I finally got a conference program and list of participants and guests. The organizer has promised the papers and presentations by the end of the week. Which is good since I have to fly out to London on Monday. It looks like I have 19 papers to read and critique this weekend. Unlike tenured professors who whinge about grading I am not getting paid over a $100,000 a year to do this. They are giving me room and board for a couple of days.
The conference is not in Brunei as I stated earlier. It is in room 116 on the 1st floor of the main building in Russell Square. I will be giving my paper on the second day of the conference, 4 November 2005 as part of a two person panel from 11:00 to 12:10. It is the panel just before lunch.
I was pleasantly surprised by the fact that out of 20 participants and 12 official guests that only three have positions at universities and this includes the two organizers. Most of the participants are connected with various NGOs. The presenters are evenly split between Central Asians and people from Europe and the US. Except for Turkmenistan there is at least one paper by a presenter from each of the Central Asian states. Among the other countries represented are the Netherlands, France and Italy.

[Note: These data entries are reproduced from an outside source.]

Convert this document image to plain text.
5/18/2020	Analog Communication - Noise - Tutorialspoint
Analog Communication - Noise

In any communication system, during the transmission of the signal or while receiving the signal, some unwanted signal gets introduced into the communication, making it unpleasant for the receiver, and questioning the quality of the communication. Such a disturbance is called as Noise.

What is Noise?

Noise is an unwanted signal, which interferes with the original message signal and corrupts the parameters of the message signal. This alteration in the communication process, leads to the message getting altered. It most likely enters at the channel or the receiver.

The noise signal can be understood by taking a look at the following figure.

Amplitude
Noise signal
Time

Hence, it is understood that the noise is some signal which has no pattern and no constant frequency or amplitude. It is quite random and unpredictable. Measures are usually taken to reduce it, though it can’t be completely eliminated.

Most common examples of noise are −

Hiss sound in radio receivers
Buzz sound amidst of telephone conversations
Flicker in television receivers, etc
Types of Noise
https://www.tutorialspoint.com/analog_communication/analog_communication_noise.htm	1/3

Overall it looks like it will be a very interesting conference. I am the only historian presenting at the conference. The main thrust of the other papers is on the cotton economy in Central Asia today. There are papers on the marketing of cotton, labor rights, water management, privatization and soil erosion. I am interested in seeing what comes up regarding the connection between labor rights and fair trade. If there can be fair trade coffee then certainly there can be fair trade cotton. The conditions for cultivating cotton in Central Asia are as every bit as bad as what used to exist on coffee plantations.